MON-3302: add RHACS telemetry metrics #2062

stehessel · 2023-08-06T23:39:13Z

I added CHANGELOG entry for this change.
No user facing changes, so no entry in CHANGELOG was needed.

I didn't see any other Telemeter metrics in the changelog, let me know if you prefer an entry for it. Related Jira ticket: https://issues.redhat.com/browse/MON-3302

As mentioned in the ticket, if possible we would like to backport this to existing OpenShift versions so we don't have to wait until customers upgrade to OpenShift 4.14.

openshift-ci-robot · 2023-08-06T23:39:16Z

@stehessel: This pull request references MON-3302 which is a valid jira issue.

In response to this:

I added CHANGELOG entry for this change.

No user facing changes, so no entry in CHANGELOG was needed.

I didn't see any other Telemeter metrics in the changelog, let me know if you prefer an entry for it. Related Jira ticket: https://issues.redhat.com/browse/MON-3302

Instructions for interacting with me using PR comments are available here. If you have questions or suggestions related to my behavior, please file an issue against the kubernetes/test-infra repository.

openshift-ci-robot · 2023-08-06T23:40:29Z

@stehessel: This pull request references MON-3302 which is a valid jira issue.

In response to this:

I added CHANGELOG entry for this change.

No user facing changes, so no entry in CHANGELOG was needed.

I didn't see any other Telemeter metrics in the changelog, let me know if you prefer an entry for it. Related Jira ticket: https://issues.redhat.com/browse/MON-3302

As mentioned in the ticket, if possible we would like to backport this to existing OpenShift versions so we don't have to wait until customers upgrade to OpenShift 4.14.

Instructions for interacting with me using PR comments are available here. If you have questions or suggestions related to my behavior, please file an issue against the kubernetes/test-infra repository.

stehessel · 2023-08-08T10:32:17Z

/retest

stehessel · 2023-08-08T17:32:45Z

/retest

simonpasquier

Can rox_sensor_secured_nodes ever be different from the number of nodes in a cluster? If not, the nodes capacity is already reported in Telemetry via cluster:node_instance_type_count:sum . And the same goes for cpu capacity with cluster:capacity_cpu_cores:sum.

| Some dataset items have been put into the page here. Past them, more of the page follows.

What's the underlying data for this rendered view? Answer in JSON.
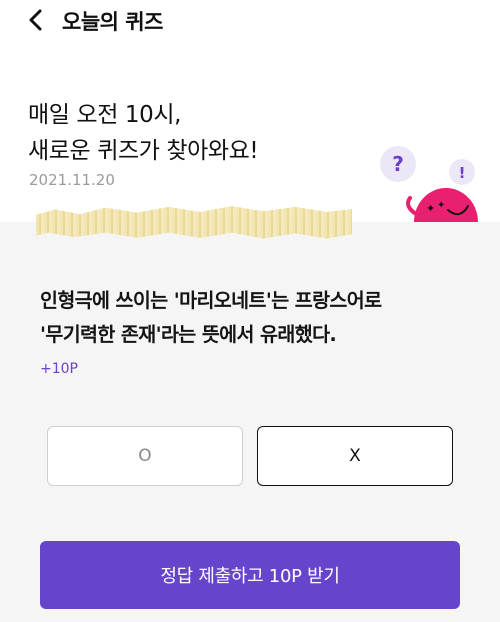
{
  "header": {
    "title": "오늘의 퀴즈",
    "back_icon": "chevron-left-icon"
  },
  "hero": {
    "line1": "매일 오전 10시,",
    "line2": "새로운 퀴즈가 찾아와요!",
    "date": "2021.11.20",
    "mascot_bubble_1": "?",
    "mascot_bubble_2": "!",
    "mascot_color": "#e8206f",
    "bubble_color": "#ece7f7"
  },
  "quiz": {
    "question_line1": "인형극에 쓰이는 '마리오네트'는 프랑스어로",
    "question_line2": "'무기력한 존재'라는 뜻에서 유래했다.",
    "points": "+10P",
    "option_o": "O",
    "option_x": "X",
    "selected": "X"
  },
  "submit": {
    "label": "정답 제출하고 10P 받기"
  },
  "colors": {
    "accent": "#6644cc",
    "points_text": "#6a40c8",
    "panel_bg": "#f5f5f5"
  }
}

Instead of 2 metrics per sensor, you could have a single rhacs:telemetry:rox_sensor_info metric with the following labels

central_id
hosting
install_method
build
sensor_version
sensor_id

Reporting the number of nodes/vcpus per sensor would require a few PromQL joins but nothing too fancy IMHO.

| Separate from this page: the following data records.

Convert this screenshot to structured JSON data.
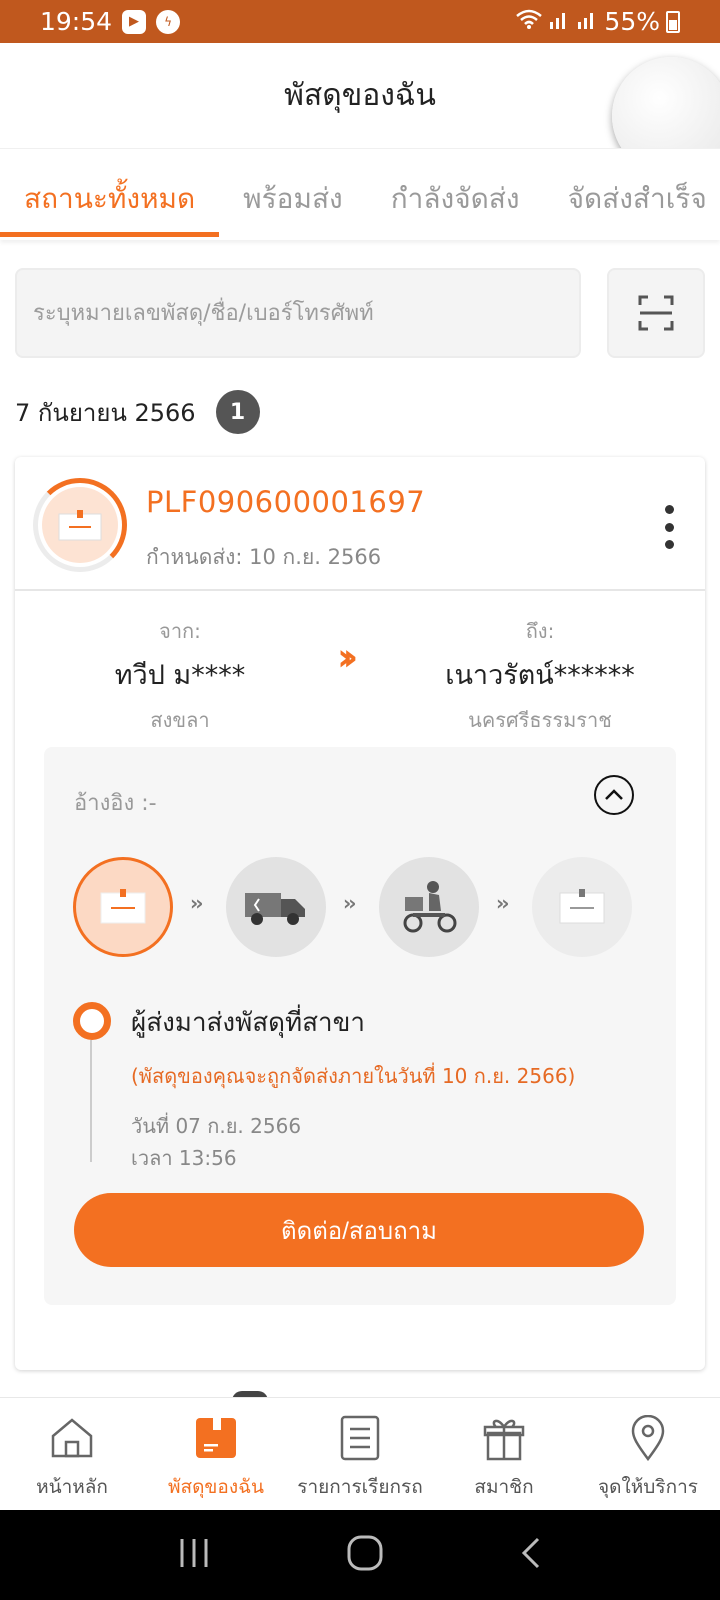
{
  "status_bar": {
    "time": "19:54",
    "battery": "55%"
  },
  "header": {
    "title": "พัสดุของฉัน"
  },
  "tabs": [
    {
      "label": "สถานะทั้งหมด",
      "active": true
    },
    {
      "label": "พร้อมส่ง",
      "active": false
    },
    {
      "label": "กำลังจัดส่ง",
      "active": false
    },
    {
      "label": "จัดส่งสำเร็จ",
      "active": false
    }
  ],
  "search": {
    "placeholder": "ระบุหมายเลขพัสดุ/ชื่อ/เบอร์โทรศัพท์"
  },
  "group": {
    "date": "7 กันยายน 2566",
    "count": "1"
  },
  "parcel": {
    "tracking_number": "PLF090600001697",
    "due_date": "กำหนดส่ง: 10 ก.ย. 2566",
    "from_label": "จาก:",
    "from_name": "ทวีป ม****",
    "from_province": "สงขลา",
    "to_label": "ถึง:",
    "to_name": "เนาวรัตน์******",
    "to_province": "นครศรีธรรมราช",
    "reference": "อ้างอิง :-",
    "status_title": "ผู้ส่งมาส่งพัสดุที่สาขา",
    "status_note": "(พัสดุของคุณจะถูกจัดส่งภายในวันที่ 10 ก.ย. 2566)",
    "status_date": "วันที่ 07 ก.ย. 2566",
    "status_time": "เวลา 13:56",
    "contact_label": "ติดต่อ/สอบถาม"
  },
  "bottom_nav": [
    {
      "label": "หน้าหลัก",
      "icon": "home-icon",
      "active": false
    },
    {
      "label": "พัสดุของฉัน",
      "icon": "parcel-icon",
      "active": true
    },
    {
      "label": "รายการเรียกรถ",
      "icon": "list-icon",
      "active": false
    },
    {
      "label": "สมาชิก",
      "icon": "gift-icon",
      "active": false
    },
    {
      "label": "จุดให้บริการ",
      "icon": "location-pin-icon",
      "active": false
    }
  ],
  "colors": {
    "accent": "#f37021",
    "status_bar": "#c0581e"
  }
}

The same remark goes for the central metrics, IIUC:

rox_central_secured_clusters is equal to the sum of clusters running a sensor.
rox_central_secured_nodes is equal to the sum of the nodes reported by all the sensors.
rox_central_secured_vcpu is equal to the sum of the vcpus reported by all the sensors.

If so, reporting 1 info metric from the sensor with (sensor_id, central_id) + 1 info metric from the central with (central_id) is enough to provide the same information.

Documentation/data-collection.md

stehessel · 2023-08-31T15:21:30Z

Hi @simonpasquier thanks for the review.

Can rox_sensor_secured_nodes ever be different from the number of nodes in a cluster? If not, the nodes capacity is already reported in Telemetry via cluster:node_instance_type_count:sum . And the same goes for cpu capacity with cluster:capacity_cpu_cores:sum.

Good question, the values should be the same for sensors running on OpenShift (as long as cluster:capacity_cpu_cores:sum is in K8s cpu units and not physical core in case of hyperthreading). One scenario I can imagine where having our own node/cpu count would be useful, is for debugging purposes. For example when a customer reports that the core count shown in ACS UI is different from their OpenShift cluster capacity, we could compare the telemetry metrics for confirmation. But that's an edge case admittedly, if joining the promQL queries work ok for the dashboards + tableu pipeline, we could do that.

The same remark goes for the central metrics, IIUC:

For Central it's not the same, because not all secured clusters are Sensors running on OpenShift. There could also be Sensors running on plain k8s, in which case we don't get metrics from telemeter for those clusters. So for Central we definitely need our own {cluster, nodes, vcpu} metrics.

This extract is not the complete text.